All CPGs covered pre-existing (chronic) hypertension, gestational hypertension, and preeclampsia, with the exception of the WHO guideline that focused only on pre-eclampsia and eclampsia. Six CPGs mentioned white coat hypertension [SOMANZ, QLD, NICE, AOM, ACOG, SOGC]. Only SOGC mentioned reversed white coat effect [SOGC].

Assessment of the evidence and strength of recommendations

Two CPGs did not grade the quality of evidence [SOMANZ, ASH]. Table 2 shows that the other 10 CPGs used eight different systems to grade the quality of the evidence: GRADE (N = 3) [WHO, SOGC, ACOG], the Canadian Task Force on Preventive Health Care (N = 3) [SOGC, AOM, QLD], or a novel system (N = 4) [ESC, DGGG, PRECOG and PRECOG II, NICE and NVOG], two of which classified diagnostic accuracy and intervention studies using different criteria [NICE, NVOG]. SOGC used both GRADE and the Canadian Task Force on Preventive Health Care. Meta-analysis of randomised controlled trials (RCTs) was rated among the highest quality evidence by all but the Canadian Task Force on Preventive Health Care which does not mention this study design. The rating used by NICE had three levels of high quality evidence, whereas most other systems had one. All systems included expert opinion or consensus among the lowest quality of evidence, although two systems included descriptive studies as well (PRECOG, and PRECOG II; Canadian Task Force on Preventive Health Care).

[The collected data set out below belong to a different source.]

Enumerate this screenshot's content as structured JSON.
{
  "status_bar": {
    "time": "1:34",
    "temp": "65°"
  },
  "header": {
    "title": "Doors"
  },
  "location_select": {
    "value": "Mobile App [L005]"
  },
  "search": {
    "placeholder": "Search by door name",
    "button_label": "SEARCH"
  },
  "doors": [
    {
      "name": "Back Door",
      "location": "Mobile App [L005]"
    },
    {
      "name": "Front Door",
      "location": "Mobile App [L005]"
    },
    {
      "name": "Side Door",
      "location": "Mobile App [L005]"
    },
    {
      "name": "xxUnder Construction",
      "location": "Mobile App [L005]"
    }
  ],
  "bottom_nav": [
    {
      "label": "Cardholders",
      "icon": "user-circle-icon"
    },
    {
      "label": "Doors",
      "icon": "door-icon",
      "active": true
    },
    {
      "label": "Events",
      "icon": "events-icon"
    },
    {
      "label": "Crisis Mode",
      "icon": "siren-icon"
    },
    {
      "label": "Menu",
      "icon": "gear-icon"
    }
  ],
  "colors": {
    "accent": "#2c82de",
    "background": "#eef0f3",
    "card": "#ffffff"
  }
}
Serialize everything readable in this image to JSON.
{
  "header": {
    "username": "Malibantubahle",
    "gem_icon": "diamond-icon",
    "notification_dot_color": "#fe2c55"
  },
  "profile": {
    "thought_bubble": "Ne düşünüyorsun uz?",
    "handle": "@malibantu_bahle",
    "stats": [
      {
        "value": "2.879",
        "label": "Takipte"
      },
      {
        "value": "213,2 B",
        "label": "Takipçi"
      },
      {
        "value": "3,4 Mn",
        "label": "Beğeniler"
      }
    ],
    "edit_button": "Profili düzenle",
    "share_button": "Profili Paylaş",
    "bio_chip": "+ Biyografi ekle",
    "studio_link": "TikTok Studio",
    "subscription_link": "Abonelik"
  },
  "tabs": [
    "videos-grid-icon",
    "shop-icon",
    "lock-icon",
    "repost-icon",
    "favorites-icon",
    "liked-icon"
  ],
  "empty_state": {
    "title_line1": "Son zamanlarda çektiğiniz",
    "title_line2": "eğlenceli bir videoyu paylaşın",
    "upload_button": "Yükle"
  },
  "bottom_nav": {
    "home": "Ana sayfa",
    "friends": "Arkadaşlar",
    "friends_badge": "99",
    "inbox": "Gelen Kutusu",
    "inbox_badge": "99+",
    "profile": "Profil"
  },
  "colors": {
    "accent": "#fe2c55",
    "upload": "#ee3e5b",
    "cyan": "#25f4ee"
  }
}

Table 3 shows that the strength of the recommendations was presented by seven CPGs using four approaches: GRADE (N = 3) [WHO, SOGC, ACOG], the Canadian Task Force on Preventive Health Care (N = 3) [SOGC, AOM, QLD], or a novel system (N = 2) [ESC, PRECOG and PRECOG II]; SOGC used both GRADE and the Canadian Task Force on Preventive Health Care.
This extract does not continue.